One of the tag lines for our book, and for this blog is: “Keep the memories, get rid of the stuff.” And as Memorial Day draws near, it seems to me a good time to think about keeping memories of war.

Memorial Day is often thought of as a day of picnics and the beginning of the summer season. But at its heart, Memorial Day is really about remembering those who died at war. That is why I’ve put a picture of a member of our family who lost his life in World War II above.

But I think it’s a good time to also remember those who came back from war, and what they went through.

But do we really want to keep war memories? And do the people who lived through war really want to talk about it once the war is over, or at least over for them? Isn’t war something that people would rather not remember?

There’s no one answer to these questions, of course. It depends very much on the person who is answering the question.

I am of the generation of children of World War II veterans. Although I knew that my Dad and most of my uncles had been involved in one way or another in the war, the impression I had when I was growing up was that no one really wanted to talk about it. They wanted to move on.

And yet when–many years later–I began to ask one of them some questions about his experiences during the war, and he said he’d never really talked about it much before, I asked him why. “No one ever asked,” he said, and it seemed to me there was a tinge of sadness in his voice as he answered.

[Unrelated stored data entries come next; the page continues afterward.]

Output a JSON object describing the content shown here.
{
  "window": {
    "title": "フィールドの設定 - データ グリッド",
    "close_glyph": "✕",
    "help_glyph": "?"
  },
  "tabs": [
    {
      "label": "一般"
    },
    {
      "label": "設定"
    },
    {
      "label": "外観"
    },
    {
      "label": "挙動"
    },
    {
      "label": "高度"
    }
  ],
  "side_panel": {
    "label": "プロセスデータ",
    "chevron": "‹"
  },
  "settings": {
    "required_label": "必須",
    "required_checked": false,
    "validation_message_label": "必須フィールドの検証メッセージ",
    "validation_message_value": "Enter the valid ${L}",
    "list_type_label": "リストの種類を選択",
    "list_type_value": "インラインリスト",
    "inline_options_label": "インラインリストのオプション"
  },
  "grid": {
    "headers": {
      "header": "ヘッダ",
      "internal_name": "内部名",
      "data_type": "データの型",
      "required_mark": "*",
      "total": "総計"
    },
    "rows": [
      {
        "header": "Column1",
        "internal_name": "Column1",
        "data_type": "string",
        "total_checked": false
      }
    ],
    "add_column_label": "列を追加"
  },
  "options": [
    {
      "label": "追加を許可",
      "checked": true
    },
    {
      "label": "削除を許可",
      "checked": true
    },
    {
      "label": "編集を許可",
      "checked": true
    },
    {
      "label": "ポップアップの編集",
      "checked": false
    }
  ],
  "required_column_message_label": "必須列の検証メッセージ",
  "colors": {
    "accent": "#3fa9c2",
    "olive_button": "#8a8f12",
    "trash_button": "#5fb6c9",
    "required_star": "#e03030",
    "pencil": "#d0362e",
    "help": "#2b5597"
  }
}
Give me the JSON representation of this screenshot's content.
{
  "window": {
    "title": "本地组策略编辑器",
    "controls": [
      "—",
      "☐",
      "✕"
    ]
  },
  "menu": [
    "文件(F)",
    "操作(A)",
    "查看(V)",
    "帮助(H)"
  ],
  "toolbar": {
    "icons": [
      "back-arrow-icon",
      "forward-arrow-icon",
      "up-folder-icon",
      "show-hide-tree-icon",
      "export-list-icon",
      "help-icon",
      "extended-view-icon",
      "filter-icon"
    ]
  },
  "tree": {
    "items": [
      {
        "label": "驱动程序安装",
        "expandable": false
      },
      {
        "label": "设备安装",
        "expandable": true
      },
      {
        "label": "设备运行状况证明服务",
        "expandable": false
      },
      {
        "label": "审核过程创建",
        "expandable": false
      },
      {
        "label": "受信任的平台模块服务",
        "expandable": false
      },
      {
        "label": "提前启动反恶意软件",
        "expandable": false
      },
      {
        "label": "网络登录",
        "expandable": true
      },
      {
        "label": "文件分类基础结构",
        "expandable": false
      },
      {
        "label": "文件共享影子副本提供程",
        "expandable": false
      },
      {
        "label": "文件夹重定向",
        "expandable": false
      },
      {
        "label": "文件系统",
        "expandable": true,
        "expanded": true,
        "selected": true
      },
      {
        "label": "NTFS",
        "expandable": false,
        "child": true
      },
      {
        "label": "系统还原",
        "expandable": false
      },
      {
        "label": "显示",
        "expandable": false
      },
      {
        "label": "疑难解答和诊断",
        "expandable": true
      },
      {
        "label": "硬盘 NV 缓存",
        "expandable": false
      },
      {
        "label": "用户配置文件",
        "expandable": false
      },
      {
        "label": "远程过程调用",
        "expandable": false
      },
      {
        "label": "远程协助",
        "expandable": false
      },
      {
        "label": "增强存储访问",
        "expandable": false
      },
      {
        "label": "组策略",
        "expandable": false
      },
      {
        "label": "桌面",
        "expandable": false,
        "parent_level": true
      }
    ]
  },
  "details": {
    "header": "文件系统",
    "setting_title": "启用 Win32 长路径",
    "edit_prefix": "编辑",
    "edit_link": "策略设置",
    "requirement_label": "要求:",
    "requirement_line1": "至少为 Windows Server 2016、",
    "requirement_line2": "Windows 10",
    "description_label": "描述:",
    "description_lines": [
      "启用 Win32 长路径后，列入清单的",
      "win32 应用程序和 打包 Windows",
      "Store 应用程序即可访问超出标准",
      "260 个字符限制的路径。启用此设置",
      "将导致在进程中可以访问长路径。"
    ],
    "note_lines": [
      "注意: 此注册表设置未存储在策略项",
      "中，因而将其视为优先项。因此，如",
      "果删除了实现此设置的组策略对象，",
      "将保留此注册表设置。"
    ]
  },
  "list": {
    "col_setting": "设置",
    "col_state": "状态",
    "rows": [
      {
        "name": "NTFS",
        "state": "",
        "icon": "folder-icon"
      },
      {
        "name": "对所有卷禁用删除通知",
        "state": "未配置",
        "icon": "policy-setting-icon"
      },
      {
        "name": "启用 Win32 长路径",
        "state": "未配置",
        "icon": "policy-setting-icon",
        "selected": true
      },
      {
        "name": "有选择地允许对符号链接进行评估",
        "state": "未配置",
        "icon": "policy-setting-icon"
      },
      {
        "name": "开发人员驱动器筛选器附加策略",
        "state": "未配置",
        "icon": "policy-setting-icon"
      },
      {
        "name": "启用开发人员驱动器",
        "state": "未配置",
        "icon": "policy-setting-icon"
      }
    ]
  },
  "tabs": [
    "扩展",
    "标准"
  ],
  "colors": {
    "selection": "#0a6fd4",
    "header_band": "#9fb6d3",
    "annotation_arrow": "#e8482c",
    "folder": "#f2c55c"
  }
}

The number of World War II veterans still around is becoming smaller and smaller as the years go by. Unfortunately, that was not the last war, and there are still plenty of war veterans among who us who could talk about their experiences–if they want to do so. And if someone asks.

Listening to those who have been through war can be healing for them, and enlightening for the listener. In the right circumstances, and done in the right way, it can perhaps be a way of sharing the burden of those memories, or at least lightening the load for those who carry them.

For those who are willing to tell their stories, and wouldn’t mind sharing them with others, there are a number of ways to capture them so that a wider audience, and future generations, can learn from them. Story Corps is one organization that is involved in helping people record oral history of many kinds, including war stories.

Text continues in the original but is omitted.